Fascinating stuff. Do click through and read all three essays.

The Art of Poetry Film with Cheryl Gross: “The Clinic”

The Clinic (Kliniken)
poem and voiceover: Annelie Axén
design and animation: Kristian Pedersen
produced by Gasspedal Animert

One of my least favorite activities when I was a child was visiting the dentist. It was a major cause of anxiety. However, there is something about The Clinic that addresses this discomfort in a unique and bizarre way.

Despite my deep love for nostalgia and the fact that I lean left-of-center concerning my taste in entertainment, The Clinic kicked up memories that were not pleasant. Reminiscing about the dentist is not exactly what I call a good time and the sound of drilling puts me over the edge. Despite my discomfort, there is no doubt that it’s a great video.

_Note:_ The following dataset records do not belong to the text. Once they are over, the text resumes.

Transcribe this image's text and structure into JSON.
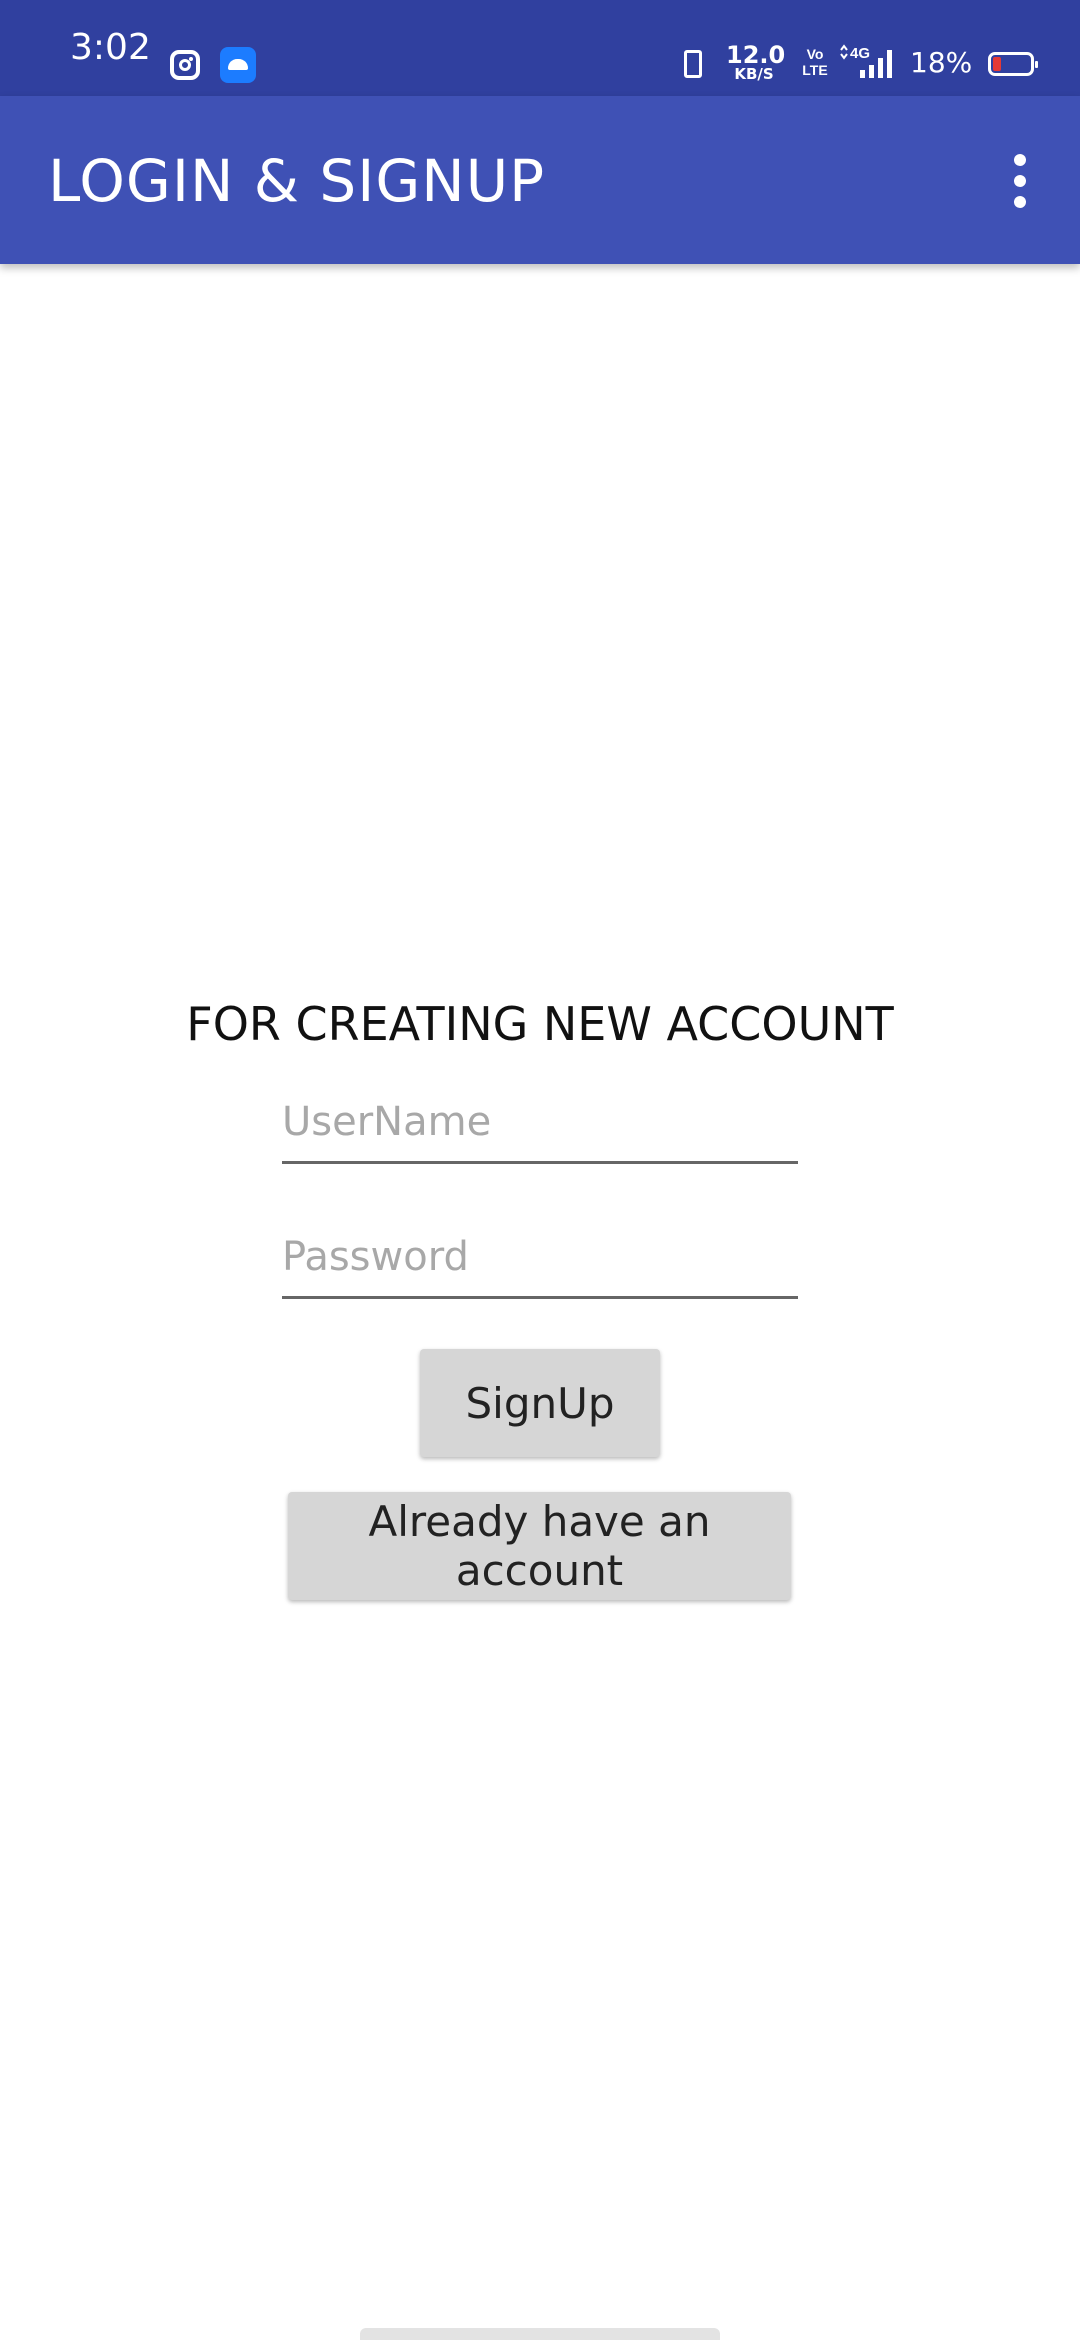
{
  "status_bar": {
    "time": "3:02",
    "icons": [
      "instagram-icon",
      "android-icon"
    ],
    "net_speed_value": "12.0",
    "net_speed_unit": "KB/S",
    "volte_top": "Vo",
    "volte_bottom": "LTE",
    "network": "4G",
    "battery_percent": "18%"
  },
  "app_bar": {
    "title": "LOGIN & SIGNUP",
    "menu_icon": "more-vert-icon"
  },
  "form": {
    "heading": "FOR CREATING NEW ACCOUNT",
    "username_placeholder": "UserName",
    "username_value": "",
    "password_placeholder": "Password",
    "password_value": "",
    "signup_label": "SignUp",
    "existing_account_label": "Already have an account"
  },
  "colors": {
    "status_bar": "#30409f",
    "app_bar": "#3f51b5",
    "button": "#d6d6d6"
  }
}
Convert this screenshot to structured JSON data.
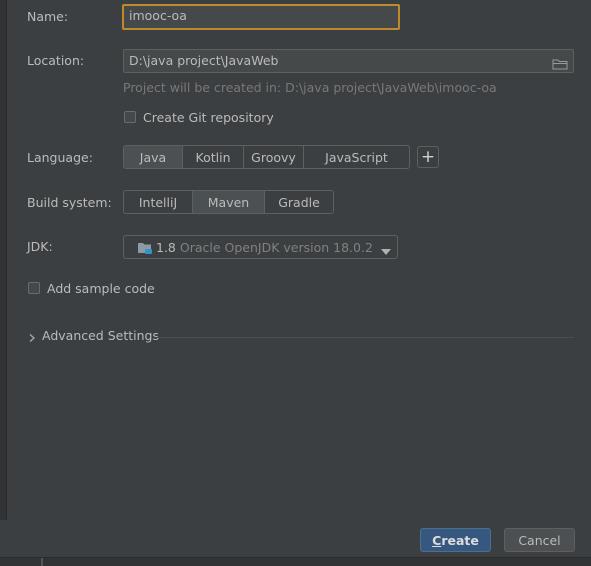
{
  "form": {
    "name_label": "Name:",
    "name_value": "imooc-oa",
    "location_label": "Location:",
    "location_value": "D:\\java project\\JavaWeb",
    "location_hint": "Project will be created in: D:\\java project\\JavaWeb\\imooc-oa",
    "git_label": "Create Git repository",
    "git_checked": false,
    "language_label": "Language:",
    "languages": [
      "Java",
      "Kotlin",
      "Groovy",
      "JavaScript"
    ],
    "language_selected": "Java",
    "add_language": "+",
    "build_label": "Build system:",
    "build_systems": [
      "IntelliJ",
      "Maven",
      "Gradle"
    ],
    "build_selected": "Maven",
    "jdk_label": "JDK:",
    "jdk_version": "1.8",
    "jdk_desc": "Oracle OpenJDK version 18.0.2",
    "sample_label": "Add sample code",
    "sample_checked": false,
    "advanced_label": "Advanced Settings"
  },
  "buttons": {
    "create_first": "C",
    "create_rest": "reate",
    "cancel": "Cancel"
  },
  "icons": {
    "folder": "folder-icon",
    "jdk": "jdk-folder-icon",
    "dropdown": "dropdown-arrow-icon",
    "chevron": "chevron-right-icon"
  }
}
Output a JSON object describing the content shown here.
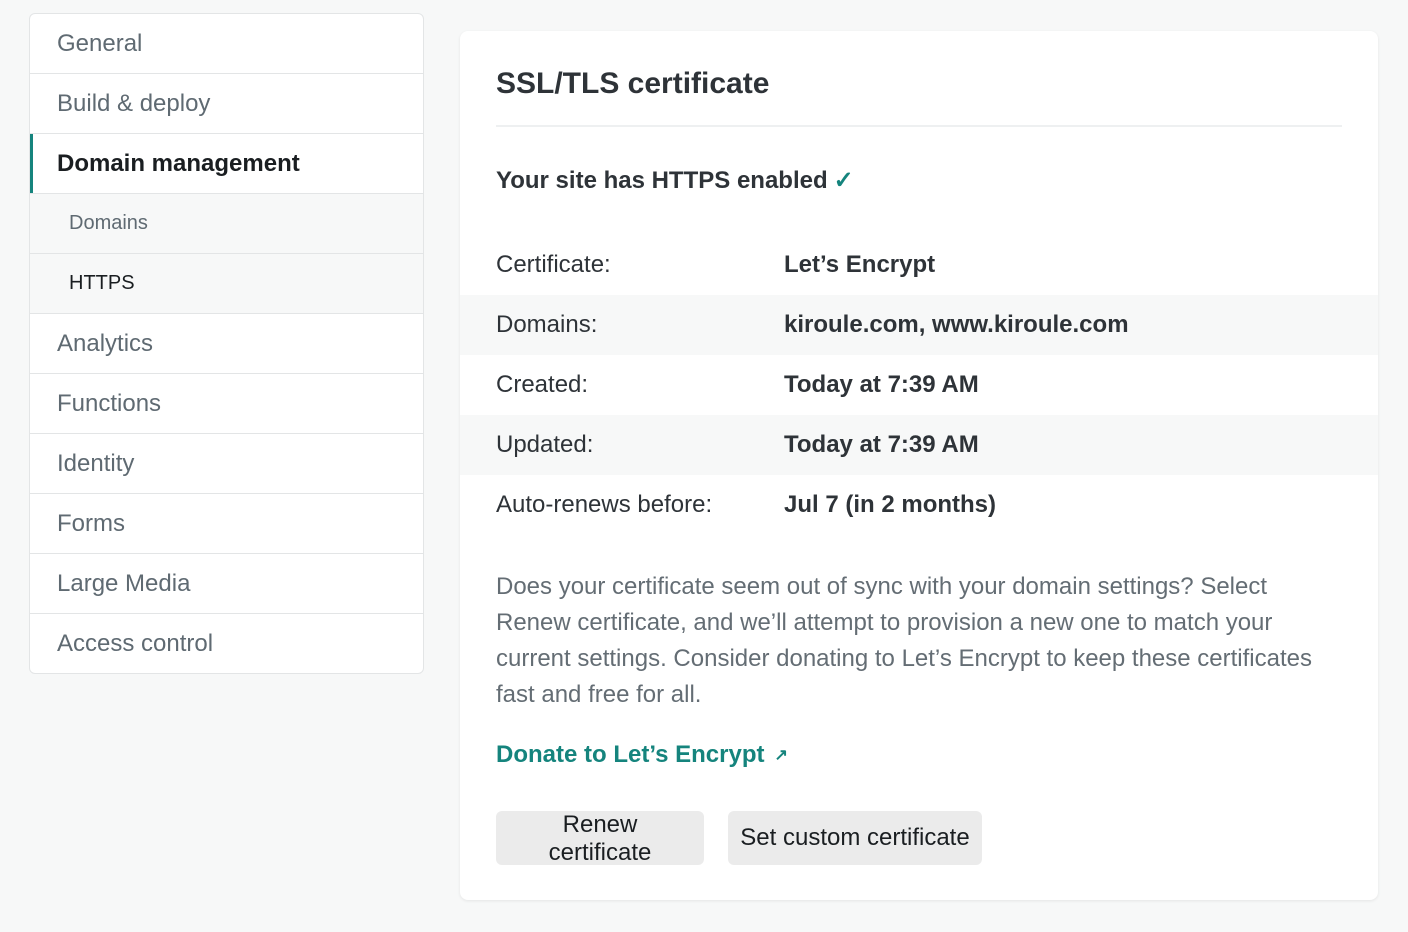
{
  "sidebar": {
    "items": [
      {
        "label": "General"
      },
      {
        "label": "Build & deploy"
      },
      {
        "label": "Domain management"
      },
      {
        "label": "Analytics"
      },
      {
        "label": "Functions"
      },
      {
        "label": "Identity"
      },
      {
        "label": "Forms"
      },
      {
        "label": "Large Media"
      },
      {
        "label": "Access control"
      }
    ],
    "subitems": [
      {
        "label": "Domains"
      },
      {
        "label": "HTTPS"
      }
    ],
    "active": "Domain management",
    "active_sub": "HTTPS"
  },
  "card": {
    "title": "SSL/TLS certificate",
    "status_text": "Your site has HTTPS enabled",
    "status_check": "✓",
    "details": [
      {
        "label": "Certificate:",
        "value": "Let’s Encrypt"
      },
      {
        "label": "Domains:",
        "value": "kiroule.com, www.kiroule.com"
      },
      {
        "label": "Created:",
        "value": "Today at 7:39 AM"
      },
      {
        "label": "Updated:",
        "value": "Today at 7:39 AM"
      },
      {
        "label": "Auto-renews before:",
        "value": "Jul 7 (in 2 months)"
      }
    ],
    "help_text": "Does your certificate seem out of sync with your domain settings? Select Renew certificate, and we’ll attempt to provision a new one to match your current settings. Consider donating to Let’s Encrypt to keep these certificates fast and free for all.",
    "donate_link": "Donate to Let’s Encrypt",
    "external_icon": "↗",
    "buttons": {
      "renew": "Renew certificate",
      "custom": "Set custom certificate"
    }
  },
  "colors": {
    "accent": "#15847d",
    "background": "#f7f8f8"
  }
}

The visuals are clever and fit right in. I am particularly fond of the teeth x-rays, the distressed film look and the brilliant use of typography and Adobe After Effects.

The Clinic uses teeth as a metaphor. From the beginning, we are made to feel as if we are about to encounter impending doom and are made to feel nervous. We are coldly asked questions that feed into our fears and anxiety. There is no comfort offered, just more questions. Eventually it is revealed that we are just a number. As the toothless grind their jaws, perhaps the antidote to the uneasiness we feel is the white powder with our information on it.

The Clinic in my opinion is a very successful, Orwellian piece. Not only does it get the message across, but it creeps me out. Seeing the work is feeling it and again, and at the end of the day this is what matters most. It’s traditionally been said that great art should evoke powerful emotions, and by that standard, The Clinic certainly qualifies as great art.